From there, he went on to practice dentistry for a little over eight years, first in his father’s practice, then in his own practice. Ultimately, dentistry was not meant to be his path in life. However, he certainly gained valuable experiences and knowledge from those years. 

It turns out his path in life has led him to a passion for working in the mental health field.

Being of service to others and making a positive impact on how people view themselves and the world around them is what drives William Downie today. A spiritual door of recovery has opened in his life, bringing out his true altruistic and empathetic personality. This is the result of living a sober lifestyle based on the 12-step principles. 

He is a firm believer that his higher power has and continues to give him amazing things in his life so that he can strive to be of maximal service to others. He’s always willing to tell his own story so that others may be the best versions of themselves that they can be. 

William Downie practices progress, not perfection, as well as the principles of honesty, willingness, and openness in all his affairs. He utilizes both his past experiences and the strength and hope that he has acquired from being active in recovery to add value and positivity to all aspects of this life. 

He believes in taking care of himself and enjoys playing recreational beach volleyball, and running. He’s currently training for a marathon that he will be completing with his sister in February of 2022. He is very involved in service commitments that he participates in as a result of being highly active in 12-Step programs.  He is a loving son, brother and “Uncle Will” to his niece and nephew.

Being in recovery, he has connected with the spiritual aspects of life. He leans on a higher power of his understanding to help guide him down his path, doing the next right thing and humbly reminding him to always have acceptance and to be grateful for the second chance at life that he has been given.

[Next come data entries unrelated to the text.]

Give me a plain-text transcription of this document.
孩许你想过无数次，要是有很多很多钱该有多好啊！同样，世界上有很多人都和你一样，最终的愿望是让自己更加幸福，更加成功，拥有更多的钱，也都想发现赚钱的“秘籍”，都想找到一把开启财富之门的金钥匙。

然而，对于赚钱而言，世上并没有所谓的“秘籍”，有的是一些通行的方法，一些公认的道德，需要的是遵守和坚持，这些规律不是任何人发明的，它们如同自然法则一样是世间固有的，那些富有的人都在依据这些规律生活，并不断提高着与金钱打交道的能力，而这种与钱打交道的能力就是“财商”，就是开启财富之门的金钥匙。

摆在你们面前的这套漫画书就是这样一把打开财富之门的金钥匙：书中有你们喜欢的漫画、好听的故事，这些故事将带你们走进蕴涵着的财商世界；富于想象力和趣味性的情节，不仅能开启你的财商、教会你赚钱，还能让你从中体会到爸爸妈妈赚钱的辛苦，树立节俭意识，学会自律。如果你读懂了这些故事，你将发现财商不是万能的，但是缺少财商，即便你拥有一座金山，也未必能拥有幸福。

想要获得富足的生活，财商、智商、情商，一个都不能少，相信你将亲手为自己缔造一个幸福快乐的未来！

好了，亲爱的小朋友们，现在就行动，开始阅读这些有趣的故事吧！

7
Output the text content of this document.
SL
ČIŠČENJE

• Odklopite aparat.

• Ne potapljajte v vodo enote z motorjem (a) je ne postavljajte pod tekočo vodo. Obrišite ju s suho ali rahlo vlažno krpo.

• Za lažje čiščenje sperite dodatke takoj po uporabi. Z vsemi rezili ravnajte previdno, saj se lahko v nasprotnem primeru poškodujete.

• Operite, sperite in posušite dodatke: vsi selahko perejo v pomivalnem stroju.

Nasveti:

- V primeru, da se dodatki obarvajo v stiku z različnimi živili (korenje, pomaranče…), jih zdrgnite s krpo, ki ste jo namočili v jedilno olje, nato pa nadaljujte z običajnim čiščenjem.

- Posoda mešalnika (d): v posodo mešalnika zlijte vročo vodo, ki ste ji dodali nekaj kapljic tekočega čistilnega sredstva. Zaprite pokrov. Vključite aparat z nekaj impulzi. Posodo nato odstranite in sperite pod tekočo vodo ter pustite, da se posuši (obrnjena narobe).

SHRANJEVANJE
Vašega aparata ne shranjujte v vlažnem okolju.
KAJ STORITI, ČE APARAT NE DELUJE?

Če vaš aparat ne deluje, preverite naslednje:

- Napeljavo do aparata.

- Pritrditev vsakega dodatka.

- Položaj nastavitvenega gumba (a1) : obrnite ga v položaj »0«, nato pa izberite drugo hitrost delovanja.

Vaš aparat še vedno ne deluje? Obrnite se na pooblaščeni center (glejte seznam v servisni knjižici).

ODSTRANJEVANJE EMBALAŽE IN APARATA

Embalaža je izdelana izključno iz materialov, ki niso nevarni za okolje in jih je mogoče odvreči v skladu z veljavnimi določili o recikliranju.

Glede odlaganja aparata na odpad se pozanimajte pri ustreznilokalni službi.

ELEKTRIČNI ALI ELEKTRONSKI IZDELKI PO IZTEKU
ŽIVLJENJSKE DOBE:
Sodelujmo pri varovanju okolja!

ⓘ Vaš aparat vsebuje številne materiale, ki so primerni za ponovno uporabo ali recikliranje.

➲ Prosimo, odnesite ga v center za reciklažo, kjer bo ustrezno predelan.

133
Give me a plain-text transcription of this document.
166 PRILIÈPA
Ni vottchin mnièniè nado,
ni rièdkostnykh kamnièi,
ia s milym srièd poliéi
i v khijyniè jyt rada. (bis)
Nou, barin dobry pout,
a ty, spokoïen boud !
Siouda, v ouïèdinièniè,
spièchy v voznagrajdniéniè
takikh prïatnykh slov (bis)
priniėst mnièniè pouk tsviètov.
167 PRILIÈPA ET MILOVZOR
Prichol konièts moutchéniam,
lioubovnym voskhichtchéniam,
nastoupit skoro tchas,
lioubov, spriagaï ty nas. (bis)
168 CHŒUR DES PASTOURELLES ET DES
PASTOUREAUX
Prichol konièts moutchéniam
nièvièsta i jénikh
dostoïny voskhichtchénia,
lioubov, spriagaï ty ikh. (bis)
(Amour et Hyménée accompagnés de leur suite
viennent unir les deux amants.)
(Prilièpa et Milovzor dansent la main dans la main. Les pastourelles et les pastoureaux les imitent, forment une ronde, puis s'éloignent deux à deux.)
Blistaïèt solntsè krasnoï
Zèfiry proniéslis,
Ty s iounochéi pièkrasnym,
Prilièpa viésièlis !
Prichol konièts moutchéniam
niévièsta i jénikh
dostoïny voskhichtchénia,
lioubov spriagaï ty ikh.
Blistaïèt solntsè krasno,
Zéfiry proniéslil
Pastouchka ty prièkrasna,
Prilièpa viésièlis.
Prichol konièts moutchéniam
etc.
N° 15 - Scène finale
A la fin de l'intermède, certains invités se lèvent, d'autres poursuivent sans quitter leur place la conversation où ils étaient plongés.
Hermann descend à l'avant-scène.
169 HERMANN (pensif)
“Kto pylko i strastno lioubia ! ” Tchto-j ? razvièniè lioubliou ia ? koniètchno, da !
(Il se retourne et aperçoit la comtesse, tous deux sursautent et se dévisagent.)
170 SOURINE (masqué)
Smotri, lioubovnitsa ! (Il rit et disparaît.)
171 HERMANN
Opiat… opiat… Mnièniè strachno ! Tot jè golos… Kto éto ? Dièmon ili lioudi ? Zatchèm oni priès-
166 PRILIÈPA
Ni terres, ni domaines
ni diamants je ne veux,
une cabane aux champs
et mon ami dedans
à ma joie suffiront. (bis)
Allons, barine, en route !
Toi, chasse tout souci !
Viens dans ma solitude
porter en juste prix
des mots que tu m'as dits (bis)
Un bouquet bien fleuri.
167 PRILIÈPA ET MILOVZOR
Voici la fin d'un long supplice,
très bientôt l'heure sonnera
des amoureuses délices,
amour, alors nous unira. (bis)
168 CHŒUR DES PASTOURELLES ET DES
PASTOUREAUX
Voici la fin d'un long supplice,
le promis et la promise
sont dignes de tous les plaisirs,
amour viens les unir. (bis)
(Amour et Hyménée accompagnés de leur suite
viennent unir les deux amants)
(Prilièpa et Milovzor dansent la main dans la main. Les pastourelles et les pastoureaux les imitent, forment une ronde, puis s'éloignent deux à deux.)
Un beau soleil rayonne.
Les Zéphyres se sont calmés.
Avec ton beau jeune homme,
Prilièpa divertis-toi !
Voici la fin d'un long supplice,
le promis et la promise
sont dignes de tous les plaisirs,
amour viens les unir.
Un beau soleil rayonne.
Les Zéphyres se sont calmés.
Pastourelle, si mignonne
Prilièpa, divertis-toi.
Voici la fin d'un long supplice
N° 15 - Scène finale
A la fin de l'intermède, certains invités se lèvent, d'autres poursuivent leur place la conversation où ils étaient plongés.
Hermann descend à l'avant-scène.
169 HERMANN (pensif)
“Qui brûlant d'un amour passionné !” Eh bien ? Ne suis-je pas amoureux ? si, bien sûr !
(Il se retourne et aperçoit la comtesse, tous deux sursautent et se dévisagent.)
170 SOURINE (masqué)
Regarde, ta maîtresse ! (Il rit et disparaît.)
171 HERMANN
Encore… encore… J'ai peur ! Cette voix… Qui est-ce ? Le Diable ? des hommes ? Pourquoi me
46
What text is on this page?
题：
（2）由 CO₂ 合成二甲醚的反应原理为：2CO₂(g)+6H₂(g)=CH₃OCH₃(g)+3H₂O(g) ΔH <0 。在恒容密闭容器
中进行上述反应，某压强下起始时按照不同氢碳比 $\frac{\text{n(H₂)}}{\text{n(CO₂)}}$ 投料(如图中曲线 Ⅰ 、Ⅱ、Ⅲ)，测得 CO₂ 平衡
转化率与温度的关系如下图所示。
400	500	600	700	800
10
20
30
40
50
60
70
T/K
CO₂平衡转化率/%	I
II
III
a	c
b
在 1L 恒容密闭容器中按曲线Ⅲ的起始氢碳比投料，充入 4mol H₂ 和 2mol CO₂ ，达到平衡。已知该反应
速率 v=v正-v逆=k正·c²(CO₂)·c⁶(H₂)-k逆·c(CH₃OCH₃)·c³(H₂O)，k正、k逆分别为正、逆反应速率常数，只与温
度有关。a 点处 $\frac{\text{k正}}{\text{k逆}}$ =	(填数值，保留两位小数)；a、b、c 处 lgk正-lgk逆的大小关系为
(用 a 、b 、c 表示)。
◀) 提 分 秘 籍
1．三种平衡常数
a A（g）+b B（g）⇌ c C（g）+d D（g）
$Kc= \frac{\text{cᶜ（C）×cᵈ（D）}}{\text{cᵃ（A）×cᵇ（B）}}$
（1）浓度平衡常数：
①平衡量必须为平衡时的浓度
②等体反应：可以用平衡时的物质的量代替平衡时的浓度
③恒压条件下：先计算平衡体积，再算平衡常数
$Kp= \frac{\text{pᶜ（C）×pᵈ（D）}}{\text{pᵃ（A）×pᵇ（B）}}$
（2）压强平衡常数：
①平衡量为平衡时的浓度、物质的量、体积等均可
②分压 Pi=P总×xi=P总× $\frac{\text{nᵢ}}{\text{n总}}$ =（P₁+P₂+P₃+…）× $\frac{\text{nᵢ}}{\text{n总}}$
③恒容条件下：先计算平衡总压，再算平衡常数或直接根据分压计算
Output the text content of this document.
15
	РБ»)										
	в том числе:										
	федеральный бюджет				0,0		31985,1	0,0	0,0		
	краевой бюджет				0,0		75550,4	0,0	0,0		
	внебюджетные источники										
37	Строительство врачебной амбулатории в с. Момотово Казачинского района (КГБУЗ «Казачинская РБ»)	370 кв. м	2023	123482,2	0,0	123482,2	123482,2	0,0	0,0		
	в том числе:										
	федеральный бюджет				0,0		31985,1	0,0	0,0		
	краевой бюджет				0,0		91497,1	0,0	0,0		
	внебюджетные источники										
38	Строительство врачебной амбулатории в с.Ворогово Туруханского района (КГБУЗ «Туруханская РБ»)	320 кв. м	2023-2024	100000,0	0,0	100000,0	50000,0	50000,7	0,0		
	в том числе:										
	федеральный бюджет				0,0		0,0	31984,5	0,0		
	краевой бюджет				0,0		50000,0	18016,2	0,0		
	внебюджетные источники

We had a chance to sit down with William Downie and talk about how he’s gotten to where he is today and what’s in store for him. 

What is the toughest decision you’ve had to make in the last few months? 

The toughest decision I’ve had to make in the last few months was reluctantly agreeing to sign up for my first marathon. It’s a daunting race and the training requires running hundreds of miles. 

I had to decide if I had enough time in my life to schedule all the intensive grueling pre-race workouts. Plus, I had to honestly ask myself if I was willing to follow the diet modification suggestions to help me lose weight so that running the entire race would be an achievable goal. 

I am thrilled my family encouraged me to commit to running the marathon as the lifestyle modifications that have come with training and preparation for it have been extremely beneficial to not only my mental health, but also my physical health.

What was the worst job you ever had and what did you learn from it? 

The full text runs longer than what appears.